My favorite was that Mormons worship golden cattle. I wanted to put Razor in gold hotpants and nominate her to be the new holy golden cow, but Sonnet said I couldn't (besides the fact that there was no cattle worship, golden or otherwise). I'm still petitioning to dress Razor up.
Another was that you altered the Bible. That led to images of sister missionaries running around with big fat black sharpies knocking on doors and crossing out passages in people's Bibles.
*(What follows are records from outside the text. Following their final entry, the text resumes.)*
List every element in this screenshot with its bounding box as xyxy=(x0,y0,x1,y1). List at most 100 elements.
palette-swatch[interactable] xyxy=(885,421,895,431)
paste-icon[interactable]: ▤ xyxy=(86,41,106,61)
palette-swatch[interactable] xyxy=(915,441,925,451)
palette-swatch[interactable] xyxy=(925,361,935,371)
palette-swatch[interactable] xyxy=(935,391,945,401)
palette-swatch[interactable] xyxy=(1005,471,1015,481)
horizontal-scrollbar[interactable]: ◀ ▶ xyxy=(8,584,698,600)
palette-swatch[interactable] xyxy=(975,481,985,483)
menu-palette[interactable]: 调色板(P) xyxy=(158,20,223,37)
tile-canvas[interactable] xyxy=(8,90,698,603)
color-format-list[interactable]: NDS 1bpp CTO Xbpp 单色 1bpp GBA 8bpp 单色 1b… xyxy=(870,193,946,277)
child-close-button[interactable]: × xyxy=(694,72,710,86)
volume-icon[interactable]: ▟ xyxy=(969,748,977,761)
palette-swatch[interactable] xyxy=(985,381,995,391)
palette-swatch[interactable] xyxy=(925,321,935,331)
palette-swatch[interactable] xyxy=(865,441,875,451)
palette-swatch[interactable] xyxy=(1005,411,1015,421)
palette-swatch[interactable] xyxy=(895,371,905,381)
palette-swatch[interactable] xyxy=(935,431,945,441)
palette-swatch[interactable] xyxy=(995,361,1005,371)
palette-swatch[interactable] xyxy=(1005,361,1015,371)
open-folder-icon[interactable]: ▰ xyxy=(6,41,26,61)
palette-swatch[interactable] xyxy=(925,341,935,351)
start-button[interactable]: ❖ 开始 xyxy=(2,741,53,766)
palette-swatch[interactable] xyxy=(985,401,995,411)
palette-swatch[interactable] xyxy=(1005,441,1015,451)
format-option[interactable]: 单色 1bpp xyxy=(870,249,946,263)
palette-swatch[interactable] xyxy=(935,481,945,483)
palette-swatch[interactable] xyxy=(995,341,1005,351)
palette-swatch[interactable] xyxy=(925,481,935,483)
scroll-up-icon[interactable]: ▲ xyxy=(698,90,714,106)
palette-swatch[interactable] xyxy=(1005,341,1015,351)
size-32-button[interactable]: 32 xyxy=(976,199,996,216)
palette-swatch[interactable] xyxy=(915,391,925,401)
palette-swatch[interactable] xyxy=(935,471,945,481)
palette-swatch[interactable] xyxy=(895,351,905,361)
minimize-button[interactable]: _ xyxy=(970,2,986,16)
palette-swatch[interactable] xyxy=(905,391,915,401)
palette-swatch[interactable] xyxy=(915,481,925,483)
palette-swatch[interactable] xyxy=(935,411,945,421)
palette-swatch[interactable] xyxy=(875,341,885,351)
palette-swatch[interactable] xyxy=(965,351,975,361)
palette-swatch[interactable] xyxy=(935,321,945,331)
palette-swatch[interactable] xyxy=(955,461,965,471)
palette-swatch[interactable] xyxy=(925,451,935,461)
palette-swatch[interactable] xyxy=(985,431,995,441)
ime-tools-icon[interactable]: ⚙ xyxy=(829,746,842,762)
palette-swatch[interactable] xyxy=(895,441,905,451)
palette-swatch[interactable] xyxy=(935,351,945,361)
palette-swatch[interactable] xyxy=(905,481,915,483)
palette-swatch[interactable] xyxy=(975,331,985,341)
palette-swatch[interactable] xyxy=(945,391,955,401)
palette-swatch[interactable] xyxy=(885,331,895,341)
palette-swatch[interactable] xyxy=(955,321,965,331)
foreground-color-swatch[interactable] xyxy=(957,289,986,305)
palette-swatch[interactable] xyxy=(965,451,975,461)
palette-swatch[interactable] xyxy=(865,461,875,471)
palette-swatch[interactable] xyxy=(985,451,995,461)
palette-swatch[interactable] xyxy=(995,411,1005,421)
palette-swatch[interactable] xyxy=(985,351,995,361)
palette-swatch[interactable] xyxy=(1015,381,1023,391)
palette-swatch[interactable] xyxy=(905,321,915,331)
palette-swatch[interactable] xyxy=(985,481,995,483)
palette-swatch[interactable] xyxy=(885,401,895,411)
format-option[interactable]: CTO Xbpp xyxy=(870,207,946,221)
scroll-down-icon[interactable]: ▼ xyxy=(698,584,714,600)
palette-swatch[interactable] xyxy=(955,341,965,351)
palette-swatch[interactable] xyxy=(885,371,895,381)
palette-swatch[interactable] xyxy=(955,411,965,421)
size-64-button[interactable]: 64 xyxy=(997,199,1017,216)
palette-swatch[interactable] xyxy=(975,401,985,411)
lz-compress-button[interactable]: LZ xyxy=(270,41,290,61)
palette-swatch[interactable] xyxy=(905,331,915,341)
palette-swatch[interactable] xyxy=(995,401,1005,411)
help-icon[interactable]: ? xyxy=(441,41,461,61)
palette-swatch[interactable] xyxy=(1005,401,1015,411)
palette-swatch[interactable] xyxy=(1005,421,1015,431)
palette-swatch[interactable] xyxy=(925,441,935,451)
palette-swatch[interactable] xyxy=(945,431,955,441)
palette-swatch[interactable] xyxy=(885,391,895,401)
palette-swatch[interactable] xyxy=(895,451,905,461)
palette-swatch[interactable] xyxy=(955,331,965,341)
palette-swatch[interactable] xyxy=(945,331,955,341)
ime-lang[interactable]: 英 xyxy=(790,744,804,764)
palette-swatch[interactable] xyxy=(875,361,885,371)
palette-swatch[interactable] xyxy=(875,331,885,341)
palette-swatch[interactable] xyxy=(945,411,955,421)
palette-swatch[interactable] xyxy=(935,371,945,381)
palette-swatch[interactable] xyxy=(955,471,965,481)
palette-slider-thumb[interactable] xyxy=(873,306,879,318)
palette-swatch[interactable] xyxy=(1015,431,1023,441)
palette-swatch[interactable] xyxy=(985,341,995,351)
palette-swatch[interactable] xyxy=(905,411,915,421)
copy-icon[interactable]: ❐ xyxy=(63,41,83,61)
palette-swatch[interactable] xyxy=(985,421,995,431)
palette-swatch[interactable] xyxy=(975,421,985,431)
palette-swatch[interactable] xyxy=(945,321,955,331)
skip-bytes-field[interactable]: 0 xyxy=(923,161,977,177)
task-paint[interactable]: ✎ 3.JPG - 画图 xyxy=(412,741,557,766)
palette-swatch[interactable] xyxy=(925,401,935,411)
I think you should start a support group, LDSMM. LDS menstruating moms. You should make t-shirts...
Christina
I'm so offended at your use of the word "predicament"! :) I think our Williamsville church building had a tampon machine in the bathroom, but other than that I can't think of any buildings that I've attended that were so equipped.
Here's a definition I came across--a "sensitive man" is a single guy who keeps tampons on hand in his bathroom should any of his female guests need them.
You guys are hilarious! I think it's something to be brought to the attention of the Stake Prez or Agent Bishop, as I think it probably falls under his responsibility. The church buildings I've been in recently that have had the tampon machines were Out of order"...but that's been for four years now.
I can't remember when I have laughed so hard. Thanks for some of the "best medicine" Love you all! Aunt Betty
I think every temple I have been in has had a free tampon machine, and I agree...it must be the matron's doing. Although you would think with the number of church buildings going up every year, someone in that department of church headquarters would notice...Look, we order these machines for every temple, but not a one for a meeting house...
In any case if any of you can get an agent Bishop or facilities director or anyone to install one in your building, please give me his number. We can't even seem to get a consistantly working soap dispenser in our building!
By the way, my real name is Jam-Jam Merryweather, and you know it.
I was a little hesitant to post this, not so much because of the subject matter, but because I thought it might be one of those "you had to be there" things. Anyway, I'm glad you guys can relate! I do apologize for any I've offended with the use of the word "predicament." ;)
I'm with you guys--it's a little puzzling that temples have them and ward buildings don't! Since I don't have any pull with the church FM group (I don't even want to tell you how long one of the toilets in our ward building stayed clogged), I've decided to just leave a box of tampons in the bathroom on Sunday with a note that says something like "take one if you need one, and return the favor some time by replenishing the supply." That will probably get us through until Amy's Sanitary Solutions company saves the day. Speaking of which:
Amy! (Oops! I mean Jam Jam!) You are a genius! You could make millions with your "Sanitary Solutions for the Soul" idea. Not to mention improving the lives of church-going women everywhere. You should start a partnership with Tampax and have them put inspirational messages on the wrappers. ("Jesus wept too" perhaps?) And little pictures of angels and doves and whatnot. (Except for the Mormons the angels have to have trumpets instead of wings.)
Taffy--RE: "haven't dealt with that particular issue since 2002" LUCKY! That's reason enough to keep having kids! Sign me up! (Not that kids themselves aren't fabulous. But as the Coach says, a baby is "a cute little bonus after nine months with no periods!")
Christina- I would also like to see Razor in gold hotpants. Let's keep working on Sonnet. Maybe she'll come around. I also like the T-shirt idea. LDSMMs unite!
OK. Comment too long. Stopping now.
Sonnet's comment on sensitive men reminds me of an event many years ago. I was at a guy's house (and he lived with his family, thank goodness) when I REALLY needed a tampon. So, I noticed a box of them in the bathroom cupboard and took one. I never had the guts to tell the guy or his mom (who is probably the one who would have missed it anyway). In fact, this is the first time I think I've ever told anyone (hence why I logged in anonymous). Anyway, don't let it leave the hot tub, I mean blog.